We’re a technology-driven workers compensation provider. We have a proprietary risk management technology called Safesite. What Safesite is designed to do is basically improve risk management and facilitate compliance for businesses in these safety-critical industries. It’s purpose-built for construction, manufacturing, agriculture—any one of these industries where there is a high safety and compliance burden and where a critical part of their business is maintaining safety and compliance.

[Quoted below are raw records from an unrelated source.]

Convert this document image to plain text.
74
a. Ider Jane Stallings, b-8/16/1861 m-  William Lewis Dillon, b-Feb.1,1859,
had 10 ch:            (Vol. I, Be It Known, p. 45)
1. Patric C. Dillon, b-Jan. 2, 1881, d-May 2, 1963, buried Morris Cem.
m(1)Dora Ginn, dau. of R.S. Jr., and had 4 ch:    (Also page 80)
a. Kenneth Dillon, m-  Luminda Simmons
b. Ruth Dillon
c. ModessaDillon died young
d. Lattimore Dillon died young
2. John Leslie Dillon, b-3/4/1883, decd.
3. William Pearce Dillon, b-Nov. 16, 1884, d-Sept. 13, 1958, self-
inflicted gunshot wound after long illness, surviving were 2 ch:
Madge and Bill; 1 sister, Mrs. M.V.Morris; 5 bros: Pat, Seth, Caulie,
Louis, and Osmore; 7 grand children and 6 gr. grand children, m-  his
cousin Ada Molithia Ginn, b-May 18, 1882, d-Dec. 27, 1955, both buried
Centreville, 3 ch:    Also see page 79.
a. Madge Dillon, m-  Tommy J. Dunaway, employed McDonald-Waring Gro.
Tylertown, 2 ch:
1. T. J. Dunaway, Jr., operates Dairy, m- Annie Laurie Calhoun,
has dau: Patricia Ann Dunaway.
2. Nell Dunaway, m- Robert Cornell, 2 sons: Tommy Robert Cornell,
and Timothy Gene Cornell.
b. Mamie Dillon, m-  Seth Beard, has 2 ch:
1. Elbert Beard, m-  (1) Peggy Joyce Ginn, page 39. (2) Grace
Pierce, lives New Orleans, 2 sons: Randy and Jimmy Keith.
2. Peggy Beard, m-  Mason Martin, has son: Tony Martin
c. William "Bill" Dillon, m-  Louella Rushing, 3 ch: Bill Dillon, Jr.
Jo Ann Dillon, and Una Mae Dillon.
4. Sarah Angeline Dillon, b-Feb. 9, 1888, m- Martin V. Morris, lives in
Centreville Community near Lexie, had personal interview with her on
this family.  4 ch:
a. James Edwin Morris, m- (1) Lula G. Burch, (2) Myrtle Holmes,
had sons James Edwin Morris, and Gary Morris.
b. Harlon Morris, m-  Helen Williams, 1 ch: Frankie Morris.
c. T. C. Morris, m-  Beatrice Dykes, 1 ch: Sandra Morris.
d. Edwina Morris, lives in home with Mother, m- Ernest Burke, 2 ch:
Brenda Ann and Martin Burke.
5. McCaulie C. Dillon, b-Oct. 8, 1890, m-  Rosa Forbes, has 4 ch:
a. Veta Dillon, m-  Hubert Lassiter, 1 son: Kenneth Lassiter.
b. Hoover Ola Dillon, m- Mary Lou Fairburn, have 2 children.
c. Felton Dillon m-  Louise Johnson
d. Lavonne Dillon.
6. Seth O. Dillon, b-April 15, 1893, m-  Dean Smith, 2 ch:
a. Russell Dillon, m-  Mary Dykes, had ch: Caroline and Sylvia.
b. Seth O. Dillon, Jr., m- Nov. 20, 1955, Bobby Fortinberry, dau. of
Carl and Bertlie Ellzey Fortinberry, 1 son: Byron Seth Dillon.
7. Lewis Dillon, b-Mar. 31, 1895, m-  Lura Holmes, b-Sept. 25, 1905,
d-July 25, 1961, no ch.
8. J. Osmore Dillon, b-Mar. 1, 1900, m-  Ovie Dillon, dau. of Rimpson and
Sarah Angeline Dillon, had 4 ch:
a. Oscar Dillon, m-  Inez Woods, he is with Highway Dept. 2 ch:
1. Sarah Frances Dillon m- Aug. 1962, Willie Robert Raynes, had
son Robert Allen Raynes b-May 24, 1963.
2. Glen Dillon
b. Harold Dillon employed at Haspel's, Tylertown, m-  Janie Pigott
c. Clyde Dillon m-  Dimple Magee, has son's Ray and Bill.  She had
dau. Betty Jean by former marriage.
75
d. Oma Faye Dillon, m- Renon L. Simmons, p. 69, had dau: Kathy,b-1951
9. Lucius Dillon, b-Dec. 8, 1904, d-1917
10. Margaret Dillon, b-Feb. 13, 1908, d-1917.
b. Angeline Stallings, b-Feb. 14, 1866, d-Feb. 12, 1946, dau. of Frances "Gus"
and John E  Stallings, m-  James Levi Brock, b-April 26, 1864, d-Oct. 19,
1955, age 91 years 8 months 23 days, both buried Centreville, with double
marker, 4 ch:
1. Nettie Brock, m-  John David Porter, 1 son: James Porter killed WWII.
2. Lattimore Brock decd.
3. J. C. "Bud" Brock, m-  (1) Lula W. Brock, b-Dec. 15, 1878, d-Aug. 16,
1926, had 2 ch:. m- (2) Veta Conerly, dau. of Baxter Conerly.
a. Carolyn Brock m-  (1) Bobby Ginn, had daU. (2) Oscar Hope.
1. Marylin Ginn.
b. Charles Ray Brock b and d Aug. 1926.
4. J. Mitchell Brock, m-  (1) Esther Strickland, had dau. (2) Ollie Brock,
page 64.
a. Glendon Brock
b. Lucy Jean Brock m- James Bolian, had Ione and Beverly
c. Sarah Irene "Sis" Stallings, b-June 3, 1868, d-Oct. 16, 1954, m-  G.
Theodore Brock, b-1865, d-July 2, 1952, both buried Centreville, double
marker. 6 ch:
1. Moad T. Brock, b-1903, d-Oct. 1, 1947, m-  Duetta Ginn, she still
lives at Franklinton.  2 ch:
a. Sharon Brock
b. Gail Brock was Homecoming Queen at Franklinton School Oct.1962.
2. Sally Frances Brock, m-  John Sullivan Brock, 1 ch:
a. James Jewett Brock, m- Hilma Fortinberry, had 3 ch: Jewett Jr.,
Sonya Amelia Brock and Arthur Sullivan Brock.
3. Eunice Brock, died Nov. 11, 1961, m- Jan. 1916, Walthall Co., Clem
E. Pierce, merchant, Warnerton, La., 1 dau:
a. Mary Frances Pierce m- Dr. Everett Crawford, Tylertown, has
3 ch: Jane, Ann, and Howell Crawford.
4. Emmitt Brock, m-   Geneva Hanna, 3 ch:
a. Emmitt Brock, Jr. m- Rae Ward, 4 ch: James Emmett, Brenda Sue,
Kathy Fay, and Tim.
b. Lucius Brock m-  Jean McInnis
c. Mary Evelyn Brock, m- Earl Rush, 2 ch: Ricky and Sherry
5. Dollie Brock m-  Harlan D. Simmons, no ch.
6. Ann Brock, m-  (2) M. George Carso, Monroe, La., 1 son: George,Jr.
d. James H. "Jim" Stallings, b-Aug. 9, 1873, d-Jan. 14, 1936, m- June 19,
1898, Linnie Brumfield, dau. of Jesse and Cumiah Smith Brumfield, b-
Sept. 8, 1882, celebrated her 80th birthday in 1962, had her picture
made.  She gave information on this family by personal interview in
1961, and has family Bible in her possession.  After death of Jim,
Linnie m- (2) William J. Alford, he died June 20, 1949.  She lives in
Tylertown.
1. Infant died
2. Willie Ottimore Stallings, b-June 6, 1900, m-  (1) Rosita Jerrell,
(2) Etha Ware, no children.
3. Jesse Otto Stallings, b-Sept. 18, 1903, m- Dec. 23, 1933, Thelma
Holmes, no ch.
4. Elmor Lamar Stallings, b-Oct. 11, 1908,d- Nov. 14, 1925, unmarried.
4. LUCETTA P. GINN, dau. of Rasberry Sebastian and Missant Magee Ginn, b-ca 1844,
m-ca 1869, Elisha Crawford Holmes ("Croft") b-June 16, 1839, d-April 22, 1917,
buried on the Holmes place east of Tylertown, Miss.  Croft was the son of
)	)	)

We’re able to coach the business and collect data on their daily, weekly, monthly levels of compliance, levels of safety engagement, how they are handling things on the ground level, how we can help improve the workplace environment for the workers and increase things like safety training, safety awareness, and ensure compliance is met. We collect all these data points through our systems and our service, and we feed that into a machine learning score, which we call a safety score. This score is basically a grade from a D level to an A level, with the D level representing low levels of safety and compliance and safety engagement and an A level representing high levels of compliance and safety engagement. Using that score, our underwriting team is able to provide incentives to the business owner in terms of improving the pricing on their workers compensation insurance a lot faster than if they were just relying on their ex mod dropping, which is the industry standard that other incumbent carriers look to use.

We’re an MGU, and we’ve been underwriting now for just over a year. In that time, we’ve been able to demonstrate a 31% reduction in incident frequency across all our policyholders. Given the average workers compensation claim of $42,000 per claim nationally, that translates roughly into $6.5 million in claims saved in just one year.